Politics is not personal.  It’s about winning elections and enacting policies. It’s not about out-shouting our opponents, it’s about convincing most people we’re right. The constant shouting actually discourages voters. Think about it. If you’re sitting in a park reading a book, and two people near you start arguing loudly, do you strain to hear them both, to decide which one is right, or do you ignore both and move to a quieter bench? Most people will decide both are crazy and move. It’s the same with politics. Voters can’t stand us much more than they can stand the right wing. They see both sides screaming, and nothing getting done. Where is the motivation to show up at the polls and give us a Democratic majority, which we need if we are ever going to build a progressive system of government.

It’s great that you advocate for the issues you care about.

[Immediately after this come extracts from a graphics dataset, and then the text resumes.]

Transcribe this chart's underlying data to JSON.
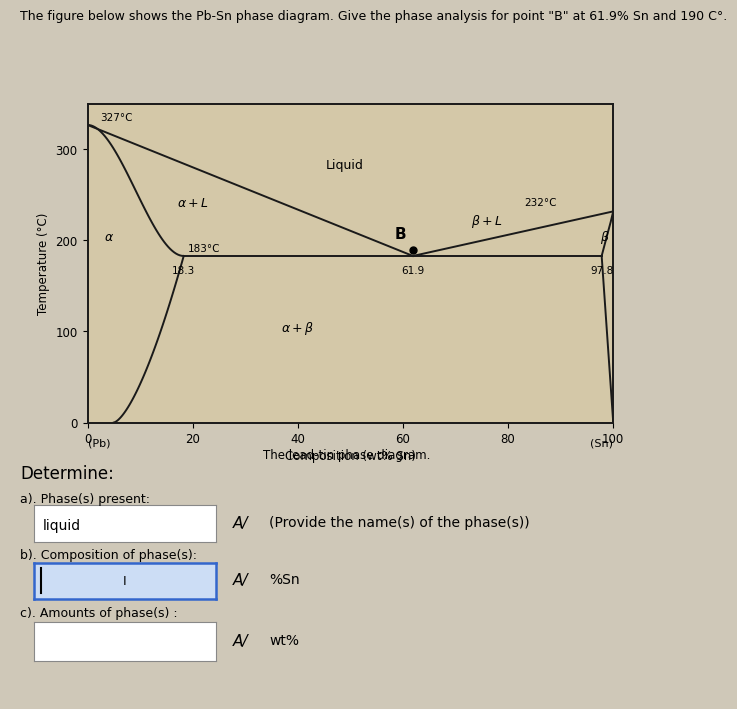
{
  "title": "The figure below shows the Pb-Sn phase diagram. Give the phase analysis for point \"B\" at 61.9% Sn and 190 C°.",
  "xlabel": "Composition (wt% Sn)",
  "ylabel": "Temperature (°C)",
  "caption": "The lead-tin phase diagram.",
  "xlim": [
    0,
    100
  ],
  "ylim": [
    0,
    350
  ],
  "xticks": [
    0,
    20,
    40,
    60,
    80,
    100
  ],
  "yticks": [
    0,
    100,
    200,
    300
  ],
  "xlabel_left": "(Pb)",
  "xlabel_right": "(Sn)",
  "page_bg": "#cfc8b8",
  "diagram_bg": "#d4c8a8",
  "lower_bg": "#c8c0b0",
  "line_color": "#1a1a1a",
  "point_B": [
    61.9,
    190
  ],
  "eutectic_T": 183,
  "alpha_eutectic_comp": 18.3,
  "beta_eutectic_comp": 97.8,
  "Pb_melt": 327,
  "Sn_melt": 232,
  "determine_text": "Determine:",
  "part_a_label": "a). Phase(s) present:",
  "part_a_answer": "liquid",
  "part_a_hint": "(Provide the name(s) of the phase(s))",
  "part_b_label": "b). Composition of phase(s):",
  "part_b_unit": "%Sn",
  "part_c_label": "c). Amounts of phase(s) :",
  "part_c_unit": "wt%",
  "checkmark": "A/"
}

But you also have to realize that screaming at politicians and (especially) prospective voters and calling them names probably won’t move that advocacy forward. Being political means playing diplomat. Imagine how many wars they would start if diplomats used the same rhetoric with other countries that liberals use when speaking to others. .

Liberals simply have to play politics better. 

Comments

Issues Are Not Politics — 1 Comment

  1. It is sad to say that far to many in the USA do not care enough about this country to be bothered to vote. What I have found interesting is that for the most part, these are the same ones that are very vocal when policies are past that they do not support.
    What Americans NEED to understand is your complaints mean nothing to politicians. The one and only true enforcement of your opinions is wrapped up in your all powerful VOTE. That vote moves all in this government.